Why did Apple reverse their decision on EVERYTHING?

An SD card slot. A thicker, heavier design. MagSafe (and barely an evolution of the old version). An HDMI port!

Oh, and then there’s the Touch Bar; it’s gone. Deleted. Consigned to the history books. What an utter waste of time, right? But at least they paid attention to the incessant “I keep hitting the damn thing by accident!” complaints.

Are we dreaming? Is this really the new MacBook Pro?

Virtually everything about the 14-inch and 16-inch MacBooks Pro is an about-turn. It’s a “hands-up, guys – we totally screwed up with the last one, and we’ve been listening to you all. Sorry.” kinda thing.
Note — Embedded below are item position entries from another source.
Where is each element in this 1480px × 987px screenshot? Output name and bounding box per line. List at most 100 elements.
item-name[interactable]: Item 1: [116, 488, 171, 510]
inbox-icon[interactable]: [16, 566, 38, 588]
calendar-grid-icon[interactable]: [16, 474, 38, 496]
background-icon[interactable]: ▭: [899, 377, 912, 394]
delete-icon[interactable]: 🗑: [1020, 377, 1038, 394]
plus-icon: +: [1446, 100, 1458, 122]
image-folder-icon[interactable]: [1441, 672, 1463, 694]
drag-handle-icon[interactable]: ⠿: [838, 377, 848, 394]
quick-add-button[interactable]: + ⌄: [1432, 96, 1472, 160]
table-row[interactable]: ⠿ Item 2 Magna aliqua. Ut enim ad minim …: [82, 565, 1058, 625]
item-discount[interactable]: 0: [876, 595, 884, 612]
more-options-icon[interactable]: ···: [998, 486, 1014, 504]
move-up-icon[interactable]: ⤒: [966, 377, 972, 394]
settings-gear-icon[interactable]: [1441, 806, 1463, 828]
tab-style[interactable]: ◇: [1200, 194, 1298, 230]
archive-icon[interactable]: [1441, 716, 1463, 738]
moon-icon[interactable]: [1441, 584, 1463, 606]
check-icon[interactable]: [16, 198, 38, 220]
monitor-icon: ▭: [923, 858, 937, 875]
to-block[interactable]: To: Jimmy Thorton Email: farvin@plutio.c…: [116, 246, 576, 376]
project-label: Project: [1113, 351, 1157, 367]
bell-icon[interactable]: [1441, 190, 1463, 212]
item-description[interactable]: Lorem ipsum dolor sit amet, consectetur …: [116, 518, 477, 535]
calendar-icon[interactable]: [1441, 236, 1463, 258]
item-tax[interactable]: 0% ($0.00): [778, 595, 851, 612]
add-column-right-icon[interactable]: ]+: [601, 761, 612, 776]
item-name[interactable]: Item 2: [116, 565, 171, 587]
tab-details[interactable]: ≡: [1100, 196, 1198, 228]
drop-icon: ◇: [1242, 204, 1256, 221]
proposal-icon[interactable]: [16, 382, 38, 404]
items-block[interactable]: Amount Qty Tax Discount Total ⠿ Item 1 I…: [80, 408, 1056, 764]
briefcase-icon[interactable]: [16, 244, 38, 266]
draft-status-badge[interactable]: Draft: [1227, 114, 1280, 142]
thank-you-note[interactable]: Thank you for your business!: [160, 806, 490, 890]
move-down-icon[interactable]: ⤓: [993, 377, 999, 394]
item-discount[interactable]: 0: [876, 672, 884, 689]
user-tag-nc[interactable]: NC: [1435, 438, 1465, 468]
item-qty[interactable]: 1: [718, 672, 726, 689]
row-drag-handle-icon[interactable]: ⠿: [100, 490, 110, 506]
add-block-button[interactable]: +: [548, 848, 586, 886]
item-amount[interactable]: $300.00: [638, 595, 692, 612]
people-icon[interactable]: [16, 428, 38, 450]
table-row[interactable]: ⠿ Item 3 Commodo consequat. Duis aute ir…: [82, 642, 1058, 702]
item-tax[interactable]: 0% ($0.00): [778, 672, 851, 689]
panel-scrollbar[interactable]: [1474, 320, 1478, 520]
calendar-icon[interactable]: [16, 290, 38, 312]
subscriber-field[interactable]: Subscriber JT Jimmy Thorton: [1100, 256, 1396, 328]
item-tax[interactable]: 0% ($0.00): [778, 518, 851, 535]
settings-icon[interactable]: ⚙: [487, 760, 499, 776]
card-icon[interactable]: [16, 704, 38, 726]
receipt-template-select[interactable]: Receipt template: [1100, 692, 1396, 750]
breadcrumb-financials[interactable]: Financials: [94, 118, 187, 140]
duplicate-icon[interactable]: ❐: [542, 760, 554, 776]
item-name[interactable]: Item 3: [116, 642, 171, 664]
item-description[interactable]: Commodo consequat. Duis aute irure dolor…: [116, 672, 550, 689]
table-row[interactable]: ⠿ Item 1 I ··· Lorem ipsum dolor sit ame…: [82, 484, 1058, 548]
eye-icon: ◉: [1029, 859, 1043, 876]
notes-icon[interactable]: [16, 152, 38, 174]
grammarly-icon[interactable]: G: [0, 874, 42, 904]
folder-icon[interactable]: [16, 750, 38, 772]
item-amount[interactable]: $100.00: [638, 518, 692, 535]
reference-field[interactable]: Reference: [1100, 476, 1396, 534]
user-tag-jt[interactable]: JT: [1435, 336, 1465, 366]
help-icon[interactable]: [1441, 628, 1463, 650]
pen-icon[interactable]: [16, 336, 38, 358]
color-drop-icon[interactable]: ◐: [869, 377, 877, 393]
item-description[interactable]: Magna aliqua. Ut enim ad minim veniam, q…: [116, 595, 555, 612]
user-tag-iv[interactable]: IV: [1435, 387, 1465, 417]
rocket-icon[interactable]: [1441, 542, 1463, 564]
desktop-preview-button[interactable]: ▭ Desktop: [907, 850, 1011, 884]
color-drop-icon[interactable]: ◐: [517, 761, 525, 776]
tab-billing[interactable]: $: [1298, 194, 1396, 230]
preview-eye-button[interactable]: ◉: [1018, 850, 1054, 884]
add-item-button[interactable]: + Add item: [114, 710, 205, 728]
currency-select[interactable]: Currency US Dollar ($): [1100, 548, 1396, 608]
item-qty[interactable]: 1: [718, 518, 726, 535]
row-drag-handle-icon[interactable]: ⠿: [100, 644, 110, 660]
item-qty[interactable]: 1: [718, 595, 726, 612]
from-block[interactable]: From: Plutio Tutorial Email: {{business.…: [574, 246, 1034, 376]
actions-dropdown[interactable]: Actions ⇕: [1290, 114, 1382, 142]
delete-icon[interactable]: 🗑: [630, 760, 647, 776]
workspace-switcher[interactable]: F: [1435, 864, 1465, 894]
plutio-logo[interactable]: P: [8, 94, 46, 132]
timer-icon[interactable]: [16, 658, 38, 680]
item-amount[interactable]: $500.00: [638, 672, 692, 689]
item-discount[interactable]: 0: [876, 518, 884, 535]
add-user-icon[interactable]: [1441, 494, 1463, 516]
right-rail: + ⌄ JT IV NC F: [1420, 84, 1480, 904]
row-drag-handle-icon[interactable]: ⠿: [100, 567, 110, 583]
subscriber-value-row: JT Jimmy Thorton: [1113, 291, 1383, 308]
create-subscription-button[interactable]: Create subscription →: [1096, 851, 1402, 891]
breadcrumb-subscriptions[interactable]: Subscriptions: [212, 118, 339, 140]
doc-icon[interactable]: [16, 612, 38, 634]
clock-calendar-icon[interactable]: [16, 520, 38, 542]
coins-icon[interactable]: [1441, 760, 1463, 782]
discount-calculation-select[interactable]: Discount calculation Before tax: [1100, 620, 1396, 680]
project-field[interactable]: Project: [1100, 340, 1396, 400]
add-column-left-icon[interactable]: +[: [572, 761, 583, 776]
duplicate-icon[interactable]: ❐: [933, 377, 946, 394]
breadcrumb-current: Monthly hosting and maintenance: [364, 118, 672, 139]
That last point is perhaps the most satisfying. Beyond the headlines and Apple-bashing from Windows quarters, Apple has clearly been paying very close attention to its professional users. The best example of this is the reappearance of the HDMI port; I have zero use for it these days, but, clearly, there are a great many people out there who are frustrated enough with the lack of it on the current generation to kick up an almighty fuss. That fuss often takes place behind the scenes, and it’s comforting to know that it obviously filters through to Apple’s stakeholders.

Apple is in a very good place at the moment. One year into the full transition to Apple Silicon, it’s clear that the M-series chips will continue to blow the Intel competition out of the water. Admittedly, none of us have got our hands on one yet, but the numbers surrounding the M1 Pro and M1 Max are incredibly impressive; the generational leap in just 12 months has taken everyone by surprise.

But that power, incredible battery life, and Intel-smashing benchmark performance would always have been tainted by an Ive-inspired design strategy. A shit keyboard, an inadequate number of ports, and the infuriating Touch Bar would undo most of the hard work undertaken by the silicon team.

Apple knew this. It’s why they backtracked on everything.